Was Kuznetsov comparing himself to Michael Jordan? No — he laughed off such a comparison, but was happy to explain further.

“I mean like when you’re hurt, you play a little better always,” he said. “You have extra energy. Sometimes it’s even better for you when you watch the hockey from upstairs a little bit and you see a few things a little bit. It’s just so emotional.”

The record will show that Michael Jordan scored 63 points against the Boston Celtics when returning from a broken foot. He also scored 38 in the famous “Flu Game.”

But Kuznetsov’s rapid return from an injury sustained only three days prior — and his excellence throughout this postseason — may end up cementing a place for the Russian in Washington sports lore.

Kuznetsov missed most of Game 2 after sustaining a hit from Brayden McNabb. He was clutching his left arm after the play, but it started to feel better “when we get that win,” he said.
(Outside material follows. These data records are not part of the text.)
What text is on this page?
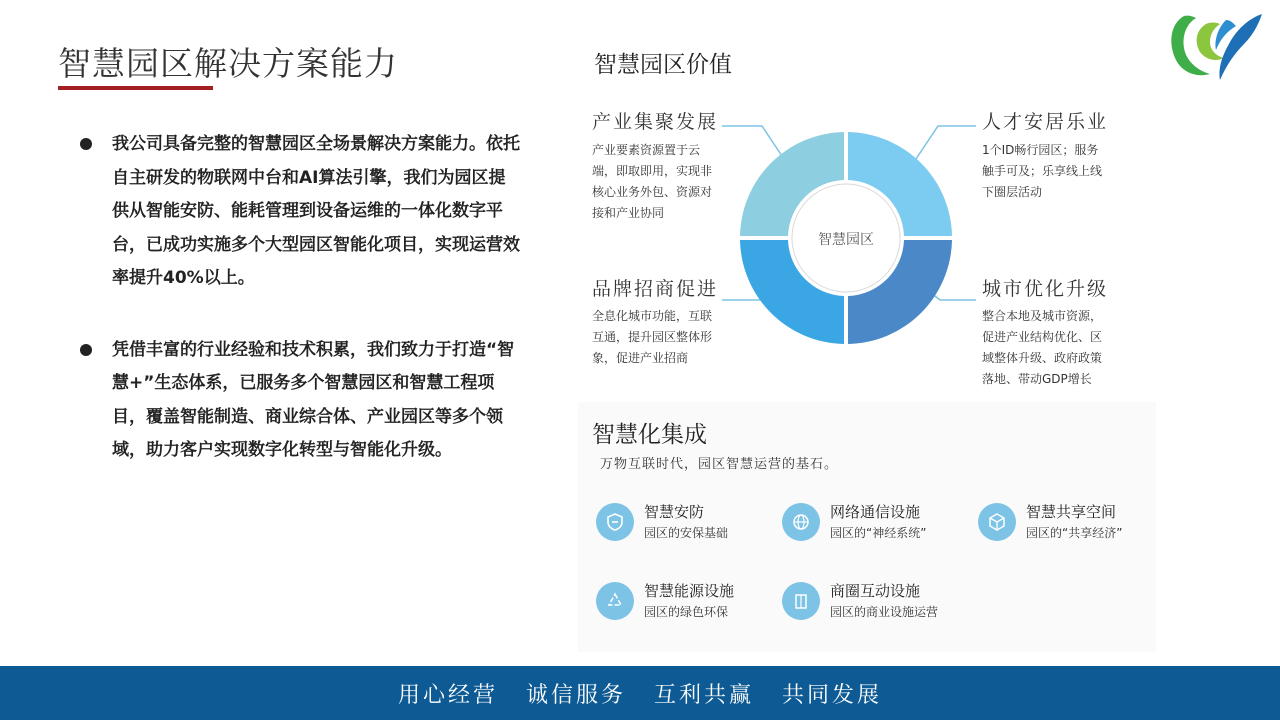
智慧园区解决方案能力

我公司具备完整的智慧园区全场景解决方案能力。依托自主研发的物联网中台和AI算法引擎，我们为园区提供从智能安防、能耗管理到设备运维的一体化数字平台，已成功实施多个大型园区智能化项目，实现运营效率提升40%以上。

凭借丰富的行业经验和技术积累，我们致力于打造“智慧+”生态体系，已服务多个智慧园区和智慧工程项目，覆盖智能制造、商业综合体、产业园区等多个领域，助力客户实现数字化转型与智能化升级。

智慧园区价值
产业集聚发展
产业要素资源置于云
端，即取即用，实现非
核心业务外包、资源对
接和产业协同
人才安居乐业
1个ID畅行园区；服务
触手可及；乐享线上线
下圈层活动
品牌招商促进
全息化城市功能，互联
互通，提升园区整体形
象，促进产业招商
城市优化升级
整合本地及城市资源，
促进产业结构优化、区
域整体升级、政府政策
落地、带动GDP增长
智慧园区
智慧化集成
万物互联时代，园区智慧运营的基石。
智慧安防
园区的安保基础
网络通信设施
园区的“神经系统”
智慧共享空间
园区的“共享经济”
智慧能源设施
园区的绿色环保
商圈互动设施
园区的商业设施运营
用心经营 诚信服务 互利共赢 共同发展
Sometime between Friday’s practice and Saturday’s, Kuznetsov was medically cleared to play. He said he knew he felt ready to play Game 3 by Saturday morning.

“I woke up, feel a little better again. I feel like I can help the team, and it end up working pretty well for us,” Kuznetsov said.

Kuznetsov has led the NHL in points approximately since the conference finals began; the two he recorded Saturday brought him to 27. Evgeni Malkin and Pavel Bure are the only Russians to tally more points than that in a single Stanley Cup Playoffs.

The center’s assist came when he put a shot on Fleury during a heavy Washington attack. His and John Carlson’s shots were stonewalled, but the rush allowed Ovechkin to score on a rebound.

Kuznetsov’s goal, his 12th of the postseason, came 11 minutes later on an elongated shift. He was on the ice for a stretch of 1:25 because he jumped on at the end of a Capitals power play.

The lines were scrambled as a result, and Kuznetsov was playing with T.J. Oshie and Jay Beagle. Oshie went to his knees to knock a loose puck to Beagle, who had a 2-on-1 with Kuznetsov for the remaining two-thirds of the ice.

The center is generous with the puck, but in that moment, he had to shoot.

“I think the shot, it’s not my strong side,” Kuznetsov said with an affable grin. “But that situation, we got 2-on-1, I look for the Beags and when you have a chance to feed those guys who play on the PK a lot, who block a lot of shots, you want to make that pass for him. But he wasn’t open that time and I have to shoot.”

Beagle agreed that Kuznetsov’s durability is overlooked when compared with Ovechkin’s.

“He’s very reliable, very durable,” Beagle said. “Obviously, O has been here a lot longer, so you see that when he’s not missing any games and the way he plays his style. But very durable. Kuzy’s very reliable, doesn’t miss much.”

Coach Barry Trotz had little to add.

“I thought he was outstanding. What did you think?” he quipped.